Earlier this week I took a walk around town with my camera. Though the growing season is coming to an end, and Irene definitely took its toll along the shore, many homes' gardens were still quite colorful. Above, a beautiful salmon-colored rose.
Wild Asters along the side of the road. There is a lavender variety as well as this bright white version, blooming this time of year.
Pink tea roses still flowering in front of one of the banks downtown.
I'm not sure what' the name of this shrub is with red berries. It's not a Holly, which have "berried" by now, too. Hollies have very shiny, dark green leaves with "points" on them, and these were a normal medium green, soft to the touch. The entire 6-foot shrub was covered in red berries.
A really pretty yellow rose. The "hips" where earlier flowers had bloomed and fallen off were really that purplish/aqua color. So distinctive!
Purple coneflowers in three stages of flowering. This plant is also known as echinacea, a medicinal herbal supplement.
Hibiscus in a very pretty salmon hue. Most of the ones around town are bright pink; these were more subtle. Well, as subtle as 6-inch wide flowers that look like they just stepped out of a fairy tale can be!
These "backhouse" flowers are planted at the base of a stop sign! I don't know their real name, but they were frequently planted around colonial outhouses, or backhouses, because they can grow to a height of 6 feet tall, thus hiding the outdoor privies.
A small clump of mini-carnations (Dianthus) was still blooming in mid September.

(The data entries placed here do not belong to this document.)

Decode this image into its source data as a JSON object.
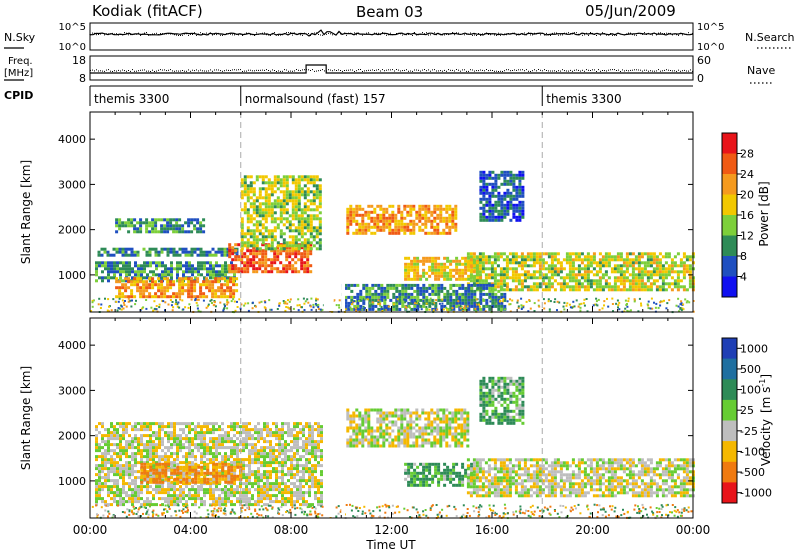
{
  "header": {
    "station": "Kodiak (fitACF)",
    "beam": "Beam 03",
    "date": "05/Jun/2009"
  },
  "summary_panels": {
    "nsky_label": "N.Sky",
    "nsearch_label": "N.Search",
    "nsky_ticks": [
      "10^5",
      "10^0"
    ],
    "nsearch_ticks": [
      "10^5",
      "10^0"
    ],
    "freq_label_line1": "Freq.",
    "freq_label_line2": "[MHz]",
    "freq_ticks": [
      "18",
      "8"
    ],
    "nave_label": "Nave",
    "nave_ticks": [
      "60",
      "0"
    ],
    "cpid_label": "CPID",
    "cpid_segments": [
      {
        "label": "themis 3300",
        "start_hour": 0
      },
      {
        "label": "normalsound (fast) 157",
        "start_hour": 6
      },
      {
        "label": "themis 3300",
        "start_hour": 18
      }
    ]
  },
  "colorbars": {
    "power": {
      "label": "Power [dB]",
      "ticks": [
        "28",
        "24",
        "20",
        "16",
        "12",
        "8",
        "4"
      ],
      "colors": [
        "#e8141a",
        "#f05a14",
        "#f59a1e",
        "#f2c800",
        "#7dcf3a",
        "#2e8b57",
        "#1f4fc0",
        "#1010f0"
      ]
    },
    "velocity": {
      "label": "Velocity",
      "unit": "[m s",
      "unit_sup": "-1",
      "unit_close": "]",
      "ticks": [
        "1000",
        "500",
        "100",
        "25",
        "-25",
        "-100",
        "-500",
        "-1000"
      ],
      "colors": [
        "#1f3fb5",
        "#1f6fa0",
        "#2e8b57",
        "#66cc33",
        "#bebebe",
        "#f5b800",
        "#f07a10",
        "#e8141a"
      ]
    }
  },
  "chart_data": {
    "type": "heatmap",
    "xlabel": "Time UT",
    "x_ticks": [
      "00:00",
      "04:00",
      "08:00",
      "12:00",
      "16:00",
      "20:00",
      "00:00"
    ],
    "x_range_hours": [
      0,
      24
    ],
    "y_ticks": [
      1000,
      2000,
      3000,
      4000
    ],
    "y_range_km": [
      180,
      4600
    ],
    "panels": [
      {
        "name": "power",
        "ylabel": "Slant Range [km]"
      },
      {
        "name": "velocity",
        "ylabel": "Slant Range [km]"
      }
    ],
    "mode_change_hours": [
      6,
      18
    ],
    "data_gaps_hours": [
      [
        9.3,
        9.7
      ],
      [
        10.0,
        10.15
      ]
    ],
    "features": [
      {
        "panel": "power",
        "t0": 0.2,
        "t1": 5.8,
        "r0": 850,
        "r1": 1300,
        "value_db": 10
      },
      {
        "panel": "power",
        "t0": 1.0,
        "t1": 4.5,
        "r0": 1950,
        "r1": 2250,
        "value_db": 10
      },
      {
        "panel": "power",
        "t0": 0.3,
        "t1": 5.8,
        "r0": 1450,
        "r1": 1600,
        "value_db": 9
      },
      {
        "panel": "power",
        "t0": 1.0,
        "t1": 5.8,
        "r0": 500,
        "r1": 950,
        "value_db": 22
      },
      {
        "panel": "power",
        "t0": 5.5,
        "t1": 8.8,
        "r0": 1100,
        "r1": 1700,
        "value_db": 26
      },
      {
        "panel": "power",
        "t0": 6.0,
        "t1": 9.2,
        "r0": 1600,
        "r1": 3200,
        "value_db": 15
      },
      {
        "panel": "power",
        "t0": 10.2,
        "t1": 14.5,
        "r0": 1900,
        "r1": 2550,
        "value_db": 22
      },
      {
        "panel": "power",
        "t0": 12.5,
        "t1": 15.5,
        "r0": 900,
        "r1": 1400,
        "value_db": 19
      },
      {
        "panel": "power",
        "t0": 15.0,
        "t1": 24.0,
        "r0": 700,
        "r1": 1500,
        "value_db": 16
      },
      {
        "panel": "power",
        "t0": 10.0,
        "t1": 16.5,
        "r0": 250,
        "r1": 800,
        "value_db": 9
      },
      {
        "panel": "power",
        "t0": 15.5,
        "t1": 17.2,
        "r0": 2200,
        "r1": 3300,
        "value_db": 7
      },
      {
        "panel": "velocity",
        "t0": 0.2,
        "t1": 9.2,
        "r0": 500,
        "r1": 2300,
        "value_ms": 0
      },
      {
        "panel": "velocity",
        "t0": 2.0,
        "t1": 6.0,
        "r0": 1000,
        "r1": 1400,
        "value_ms": -80
      },
      {
        "panel": "velocity",
        "t0": 10.2,
        "t1": 15.0,
        "r0": 1800,
        "r1": 2600,
        "value_ms": 0
      },
      {
        "panel": "velocity",
        "t0": 12.5,
        "t1": 15.2,
        "r0": 900,
        "r1": 1400,
        "value_ms": 80
      },
      {
        "panel": "velocity",
        "t0": 15.0,
        "t1": 24.0,
        "r0": 700,
        "r1": 1500,
        "value_ms": 0
      },
      {
        "panel": "velocity",
        "t0": 15.5,
        "t1": 17.2,
        "r0": 2300,
        "r1": 3300,
        "value_ms": 60
      }
    ]
  }
}
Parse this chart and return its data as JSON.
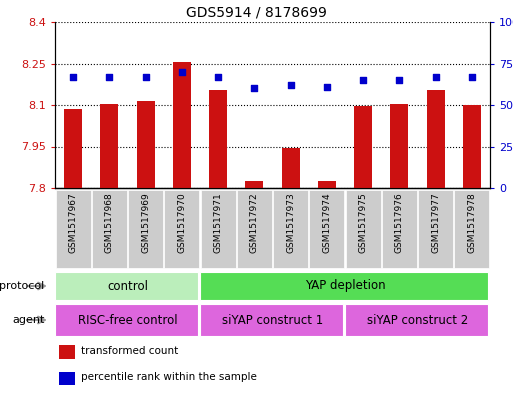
{
  "title": "GDS5914 / 8178699",
  "samples": [
    "GSM1517967",
    "GSM1517968",
    "GSM1517969",
    "GSM1517970",
    "GSM1517971",
    "GSM1517972",
    "GSM1517973",
    "GSM1517974",
    "GSM1517975",
    "GSM1517976",
    "GSM1517977",
    "GSM1517978"
  ],
  "bar_values": [
    8.085,
    8.105,
    8.115,
    8.255,
    8.155,
    7.825,
    7.945,
    7.825,
    8.095,
    8.105,
    8.155,
    8.1
  ],
  "dot_values": [
    67,
    67,
    67,
    70,
    67,
    60,
    62,
    61,
    65,
    65,
    67,
    67
  ],
  "ymin": 7.8,
  "ymax": 8.4,
  "yticks": [
    7.8,
    7.95,
    8.1,
    8.25,
    8.4
  ],
  "ytick_labels_left": [
    "7.8",
    "7.95",
    "8.1",
    "8.25",
    "8.4"
  ],
  "y2min": 0,
  "y2max": 100,
  "y2ticks": [
    0,
    25,
    50,
    75,
    100
  ],
  "y2tick_labels": [
    "0",
    "25",
    "50",
    "75",
    "100%"
  ],
  "bar_color": "#cc1111",
  "dot_color": "#0000cc",
  "grid_color": "#000000",
  "bg_color": "#ffffff",
  "plot_bg": "#ffffff",
  "tick_color_left": "#cc1111",
  "tick_color_right": "#0000cc",
  "protocol_labels": [
    "control",
    "YAP depletion"
  ],
  "protocol_span_starts": [
    0,
    4
  ],
  "protocol_span_ends": [
    4,
    12
  ],
  "protocol_color": "#bbeebb",
  "protocol_color2": "#55dd55",
  "agent_labels": [
    "RISC-free control",
    "siYAP construct 1",
    "siYAP construct 2"
  ],
  "agent_span_starts": [
    0,
    4,
    8
  ],
  "agent_span_ends": [
    4,
    8,
    12
  ],
  "agent_color": "#dd66dd",
  "legend_items": [
    "transformed count",
    "percentile rank within the sample"
  ],
  "legend_colors": [
    "#cc1111",
    "#0000cc"
  ],
  "protocol_label": "protocol",
  "agent_label": "agent",
  "bar_width": 0.5,
  "sample_box_color": "#cccccc",
  "arrow_color": "#999999"
}
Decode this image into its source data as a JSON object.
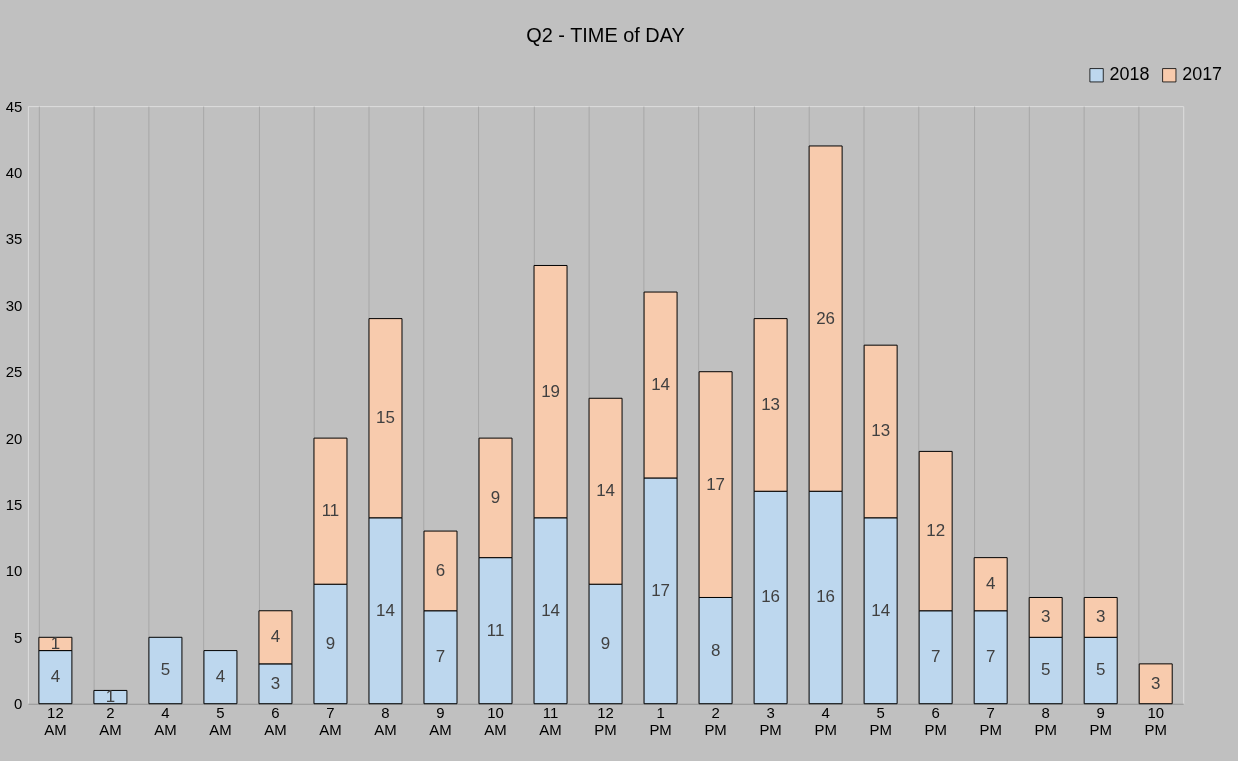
{
  "chart_data": {
    "type": "bar",
    "title": "Q2 - TIME of DAY",
    "categories": [
      "12 AM",
      "2 AM",
      "4 AM",
      "5 AM",
      "6 AM",
      "7 AM",
      "8 AM",
      "9 AM",
      "10 AM",
      "11 AM",
      "12 PM",
      "1 PM",
      "2 PM",
      "3 PM",
      "4 PM",
      "5 PM",
      "6 PM",
      "7 PM",
      "8 PM",
      "9 PM",
      "10 PM"
    ],
    "series": [
      {
        "name": "2018",
        "color": "#bdd7ee",
        "values": [
          4,
          1,
          5,
          4,
          3,
          9,
          14,
          7,
          11,
          14,
          9,
          17,
          8,
          16,
          16,
          14,
          7,
          7,
          5,
          5,
          null
        ]
      },
      {
        "name": "2017",
        "color": "#f8cbad",
        "values": [
          1,
          null,
          null,
          null,
          4,
          11,
          15,
          6,
          9,
          19,
          14,
          14,
          17,
          13,
          26,
          13,
          12,
          4,
          3,
          3,
          3
        ]
      }
    ],
    "stacked": true,
    "data_labels": true,
    "ylim": [
      0,
      45
    ],
    "yticks": [
      0,
      5,
      10,
      15,
      20,
      25,
      30,
      35,
      40,
      45
    ],
    "grid": "x",
    "legend": "top right"
  }
}
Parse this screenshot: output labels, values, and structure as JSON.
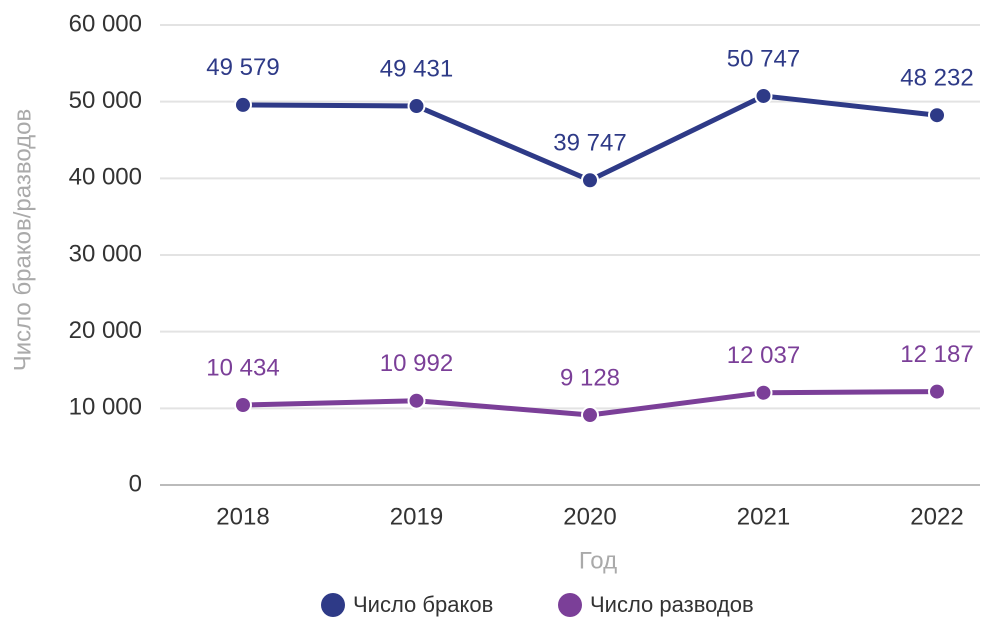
{
  "chart_data": {
    "type": "line",
    "x_label": "Год",
    "y_label": "Число браков/разводов",
    "categories": [
      "2018",
      "2019",
      "2020",
      "2021",
      "2022"
    ],
    "series": [
      {
        "name": "Число браков",
        "color": "#2e3a87",
        "values": [
          49579,
          49431,
          39747,
          50747,
          48232
        ],
        "value_labels": [
          "49 579",
          "49 431",
          "39 747",
          "50 747",
          "48 232"
        ]
      },
      {
        "name": "Число разводов",
        "color": "#7b3f98",
        "values": [
          10434,
          10992,
          9128,
          12037,
          12187
        ],
        "value_labels": [
          "10 434",
          "10 992",
          "9 128",
          "12 037",
          "12 187"
        ]
      }
    ],
    "ylim": [
      0,
      60000
    ],
    "yticks": [
      0,
      {
        "value": 10000,
        "label": "10 000"
      },
      {
        "value": 20000,
        "label": "20 000"
      },
      {
        "value": 30000,
        "label": "30 000"
      },
      {
        "value": 40000,
        "label": "40 000"
      },
      {
        "value": 50000,
        "label": "50 000"
      },
      {
        "value": 60000,
        "label": "60 000"
      }
    ],
    "grid": true,
    "legend": "bottom"
  }
}
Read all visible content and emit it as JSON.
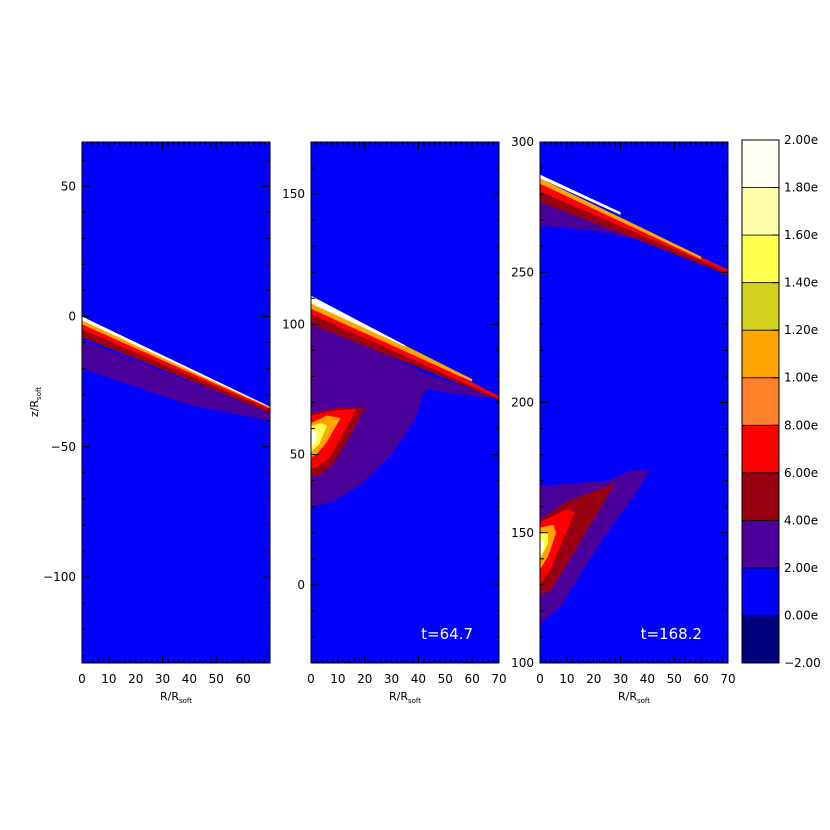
{
  "chart_data": {
    "type": "heatmap",
    "axis_label": {
      "x_main": "R/R",
      "x_sub": "soft",
      "y_main": "z/R",
      "y_sub": "soft"
    },
    "colorbar": {
      "levels": [
        -2.0,
        0.0,
        2.0,
        4.0,
        6.0,
        8.0,
        10.0,
        12.0,
        14.0,
        16.0,
        18.0,
        20.0
      ],
      "tick_labels": [
        "2.00e",
        "1.80e",
        "1.60e",
        "1.40e",
        "1.20e",
        "1.00e",
        "8.00e",
        "6.00e",
        "4.00e",
        "2.00e",
        "0.00e",
        "−2.00"
      ],
      "band_colors": [
        "#00007f",
        "#0000ff",
        "#4b0099",
        "#990011",
        "#ff0000",
        "#ff7f2a",
        "#ffa500",
        "#d2d21e",
        "#ffff4d",
        "#ffffaa",
        "#fffff2"
      ]
    },
    "panels": [
      {
        "xlim": [
          0,
          70
        ],
        "ylim": [
          -133,
          67
        ],
        "x_ticks": [
          0,
          10,
          20,
          30,
          40,
          50,
          60
        ],
        "y_ticks": [
          50,
          0,
          -50,
          -100
        ],
        "annotation": "",
        "features": [
          {
            "level": 2,
            "polygon": [
              [
                0,
                -9
              ],
              [
                70,
                -37
              ],
              [
                70,
                -40
              ],
              [
                40,
                -34
              ],
              [
                20,
                -27
              ],
              [
                0,
                -20
              ]
            ]
          },
          {
            "level": 4,
            "polygon": [
              [
                0,
                -3
              ],
              [
                70,
                -35.5
              ],
              [
                70,
                -37
              ],
              [
                0,
                -8
              ]
            ]
          },
          {
            "level": 6,
            "polygon": [
              [
                0,
                -1.5
              ],
              [
                70,
                -35
              ],
              [
                70,
                -35.8
              ],
              [
                0,
                -5
              ]
            ]
          },
          {
            "level": 10,
            "polygon": [
              [
                0,
                -0.5
              ],
              [
                70,
                -34.8
              ],
              [
                70,
                -35.2
              ],
              [
                0,
                -3
              ]
            ]
          },
          {
            "level": 18,
            "polygon": [
              [
                0,
                0
              ],
              [
                70,
                -34.6
              ],
              [
                70,
                -34.9
              ],
              [
                0,
                -1.5
              ]
            ]
          }
        ]
      },
      {
        "xlim": [
          0,
          70
        ],
        "ylim": [
          -30,
          170
        ],
        "x_ticks": [
          0,
          10,
          20,
          30,
          40,
          50,
          60,
          70
        ],
        "y_ticks": [
          150,
          100,
          50,
          0
        ],
        "annotation": "t=64.7",
        "features": [
          {
            "level": 2,
            "polygon": [
              [
                0,
                102
              ],
              [
                45,
                80
              ],
              [
                70,
                72
              ],
              [
                64,
                72
              ],
              [
                50,
                74
              ],
              [
                44,
                75
              ],
              [
                42,
                74
              ],
              [
                39,
                64
              ],
              [
                30,
                50
              ],
              [
                18,
                38
              ],
              [
                8,
                32
              ],
              [
                0,
                30
              ]
            ]
          },
          {
            "level": 4,
            "polygon": [
              [
                0,
                107
              ],
              [
                70,
                72
              ],
              [
                70,
                71
              ],
              [
                0,
                100
              ]
            ]
          },
          {
            "level": 6,
            "polygon": [
              [
                0,
                109
              ],
              [
                70,
                72.5
              ],
              [
                70,
                71.5
              ],
              [
                0,
                104
              ]
            ]
          },
          {
            "level": 10,
            "polygon": [
              [
                0,
                110
              ],
              [
                60,
                79
              ],
              [
                60,
                78
              ],
              [
                0,
                106
              ]
            ]
          },
          {
            "level": 18,
            "polygon": [
              [
                0,
                111
              ],
              [
                35,
                92
              ],
              [
                35,
                91.5
              ],
              [
                0,
                108
              ]
            ]
          },
          {
            "level": 4,
            "polygon": [
              [
                0,
                66
              ],
              [
                10,
                68
              ],
              [
                20,
                68
              ],
              [
                14,
                56
              ],
              [
                8,
                46
              ],
              [
                3,
                42
              ],
              [
                0,
                42
              ]
            ]
          },
          {
            "level": 6,
            "polygon": [
              [
                0,
                65
              ],
              [
                9,
                67
              ],
              [
                17,
                67.5
              ],
              [
                12,
                58
              ],
              [
                7,
                49
              ],
              [
                2,
                45
              ],
              [
                0,
                45
              ]
            ]
          },
          {
            "level": 10,
            "polygon": [
              [
                0,
                62
              ],
              [
                6,
                65
              ],
              [
                11,
                64
              ],
              [
                6,
                55
              ],
              [
                2,
                50
              ],
              [
                0,
                49
              ]
            ]
          },
          {
            "level": 14,
            "polygon": [
              [
                0,
                61
              ],
              [
                4,
                62
              ],
              [
                6,
                61
              ],
              [
                3,
                54
              ],
              [
                0,
                51
              ]
            ]
          },
          {
            "level": 18,
            "polygon": [
              [
                0,
                59
              ],
              [
                2,
                59
              ],
              [
                2,
                55
              ],
              [
                0,
                53
              ]
            ]
          }
        ]
      },
      {
        "xlim": [
          0,
          70
        ],
        "ylim": [
          100,
          300
        ],
        "x_ticks": [
          0,
          10,
          20,
          30,
          40,
          50,
          60,
          70
        ],
        "y_ticks": [
          300,
          250,
          200,
          150,
          100
        ],
        "annotation": "t=168.2",
        "features": [
          {
            "level": 2,
            "polygon": [
              [
                0,
                268
              ],
              [
                20,
                266
              ],
              [
                40,
                262
              ],
              [
                60,
                254
              ],
              [
                70,
                248
              ],
              [
                70,
                251
              ],
              [
                0,
                282
              ]
            ]
          },
          {
            "level": 4,
            "polygon": [
              [
                0,
                277
              ],
              [
                70,
                249
              ],
              [
                70,
                251
              ],
              [
                0,
                284
              ]
            ]
          },
          {
            "level": 6,
            "polygon": [
              [
                0,
                281
              ],
              [
                70,
                250
              ],
              [
                70,
                251
              ],
              [
                0,
                285
              ]
            ]
          },
          {
            "level": 10,
            "polygon": [
              [
                0,
                284
              ],
              [
                60,
                255
              ],
              [
                60,
                256
              ],
              [
                0,
                286
              ]
            ]
          },
          {
            "level": 18,
            "polygon": [
              [
                0,
                286
              ],
              [
                30,
                272
              ],
              [
                30,
                273
              ],
              [
                0,
                287.5
              ]
            ]
          },
          {
            "level": 2,
            "polygon": [
              [
                0,
                168
              ],
              [
                25,
                170
              ],
              [
                34,
                174
              ],
              [
                41,
                174
              ],
              [
                35,
                164
              ],
              [
                25,
                150
              ],
              [
                15,
                134
              ],
              [
                8,
                122
              ],
              [
                0,
                115
              ]
            ]
          },
          {
            "level": 4,
            "polygon": [
              [
                0,
                155
              ],
              [
                10,
                162
              ],
              [
                20,
                166
              ],
              [
                28,
                169
              ],
              [
                18,
                152
              ],
              [
                10,
                138
              ],
              [
                4,
                128
              ],
              [
                0,
                126
              ]
            ]
          },
          {
            "level": 6,
            "polygon": [
              [
                0,
                154
              ],
              [
                10,
                159
              ],
              [
                13,
                158
              ],
              [
                8,
                146
              ],
              [
                4,
                136
              ],
              [
                0,
                130
              ]
            ]
          },
          {
            "level": 10,
            "polygon": [
              [
                0,
                152
              ],
              [
                5,
                153
              ],
              [
                6,
                150
              ],
              [
                3,
                141
              ],
              [
                0,
                136
              ]
            ]
          },
          {
            "level": 14,
            "polygon": [
              [
                0,
                150
              ],
              [
                3,
                150
              ],
              [
                3,
                146
              ],
              [
                0,
                140
              ]
            ]
          },
          {
            "level": 18,
            "polygon": [
              [
                0,
                147
              ],
              [
                1.5,
                147
              ],
              [
                1.5,
                144
              ],
              [
                0,
                141
              ]
            ]
          }
        ]
      }
    ]
  }
}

They are usually late spring flowers. Mine have been done flowering since June. I was surprised to find these abloom!
Another beautiful rose, just about the "last rose of summer." Unlike many townspeople that seem to feel you are invading their privacy if you photograph their flowers (from the road, no less!), the woman whose garden this rose was in couldn't have been nicer, coming out to talk to me about gardening and photography. This rose had a gorgeous aroma, unlike the salmon rose at the top of this post, which had no scent at all.
A particularly nice shade of dusty pink autumn sedums. Bees absolutely love these flowers. I have some in my yard, and at this time of year, they are covered in honeybees.